Les restrictions que Mohamed VI impose à Lalla Salma, son ex-femme

Cheikha Mozah bint Nasser, l’une des épouses de l’émirat émirite du Qatar, a essayé un jour de parler au téléphone avec la princesse Lalla Salma, 40 ans, qui était en pratique, la Première dame du Maroc jusqu’à son divorce du roi Mohamed VI, 55 ans, annoncé il y a un an, le 21 mars 2018, par l’édition numérique du magazine « Hello !

La cheikha a alors appris que Lalla Salma n’était pas disponible. Il y avait d’autres femmes, d’autres maisons royales arabes, qui ont également essayé ces derniers mois de la contacter, mais elles n’ont pas réussi, selon des sources proches de la famille royale. Les appels auxquels elle n’a pas été autorisée à répondre ne sont qu’une des restrictions auxquelles l’épouse du Roi du Maroc est désormais soumise : elle a été pendant 16 ans l’épouse du Roi du Maroc.

Il y a un an,’Hola !’ annonçait la rupture du mariage, mais en réalité, trois mois auparavant, Lalla Salma avait déjà disparu de la vie publique. Sa dernière apparition a eu lieu le 12 décembre 2017 lorsque, au Musée Mohamed VI d’art moderne de Rabat, elle a inauguré une exposition du peintre Mohamed Amine Bemnati, mort en 1971. C’était la dernière fois que son image, reconnaissable à ses cheveux roux et légèrement bouclés, est apparue dans un média marocain.

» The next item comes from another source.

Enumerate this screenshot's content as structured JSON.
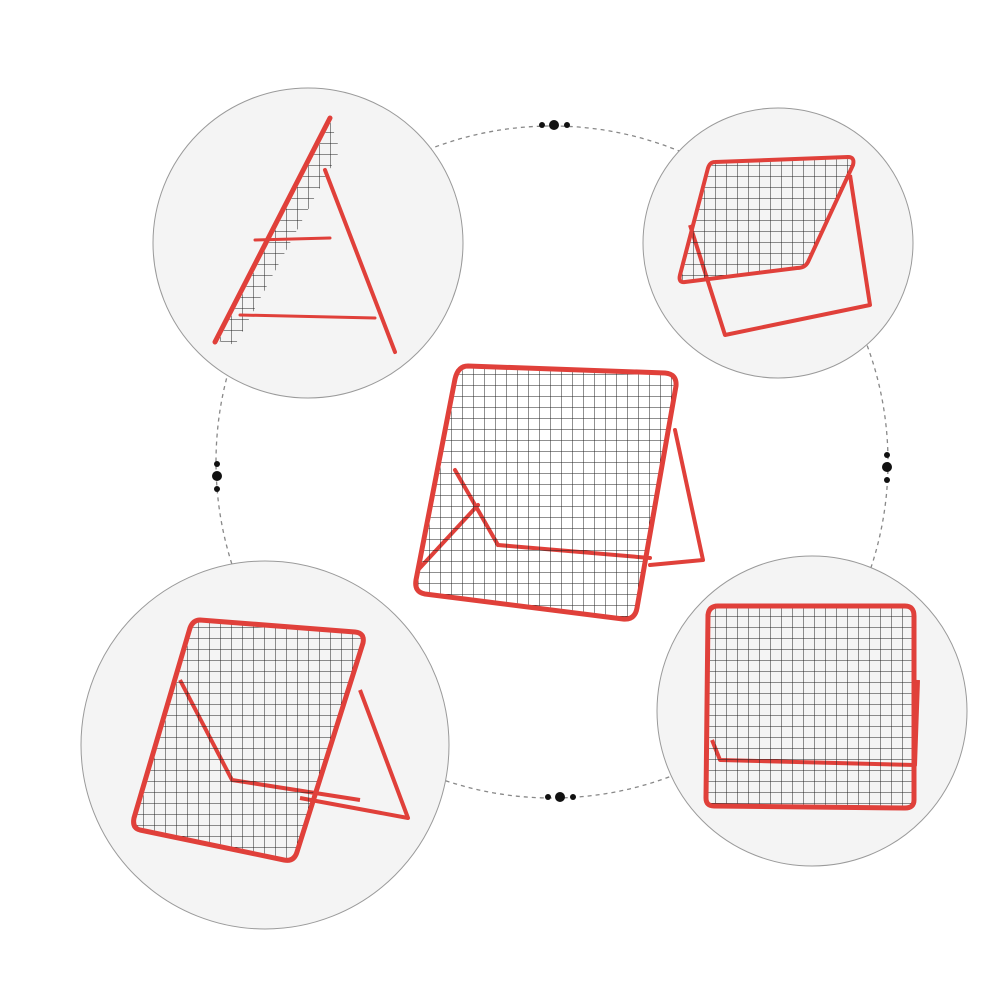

Comme il n’a jamais été annoncé officiellement, la Maison Royale n’a divulgué la nouvelle qu’à ‘Hola’, beaucoup de Marocains doutaient jusqu’au mois dernier que leur roi ait divorcé. Le magazine espagnol préféré du palais l’a reconfirmé avec un article intitulé » Ceci est la vie de la princesse Lalla Salma un an après son divorce du roi du Maroc « , publié le 13 février. Elle coïncide également avec le début de la première visite d’État du Roi et de la Reine d’Espagne au Maroc, au cours de laquelle l’ex-épouse n’a pas été présente. Lors de la précédente visite d’État en Espagne, dirigée dans ce cas par Don Juan Carlos et Doña Sofía, en janvier 2005, Lalla Salma avait été omniprésente. Les derniers doutes ont ainsi été levés.

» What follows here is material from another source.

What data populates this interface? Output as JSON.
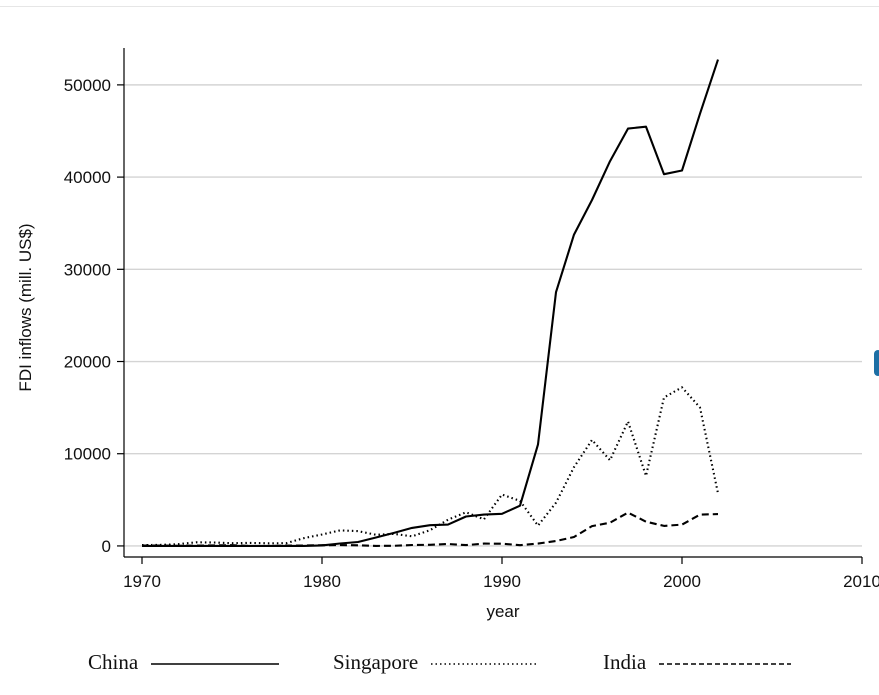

Le magazine a à peine donné des détails sur la vie quotidienne de Lalla Salma qui, dit-elle, « restera en dehors de la sphère publique, mais pas de la sphère privée, car elle continue à être très présente dans la vie de ses enfants ». Un an après la publication de l’exclusivité, on ne sait même pas si l’ex-femme jouit encore du titre de princesse qui a été attribué à la jeune informaticienne le 21 mars 2002, lorsqu’elle a épousé le souverain alaouite au Palais Royal à Rabat. L’épouse de l’ancien roi Hassan II, Latifa Amahzoune, 72 ans, n’a atteint que le rang de » mère des princes « .

Le cadeau de Lalla Salma

Lalla Salma vit aujourd’hui dans la résidence de Dar es Salaam, à la périphérie de la capitale, où elle a toujours été logée depuis son mariage avec Mohamed VI. A la fin des années cinquante, le roi Mohamed V, grand-père du monarque actuel, y vivait également. Pour couronner le départ de son ex-femme de la famille royale, le souverain a eu l’idée de la transférer dans une propriété sans rapport avec l’histoire de la dynastie alaouite.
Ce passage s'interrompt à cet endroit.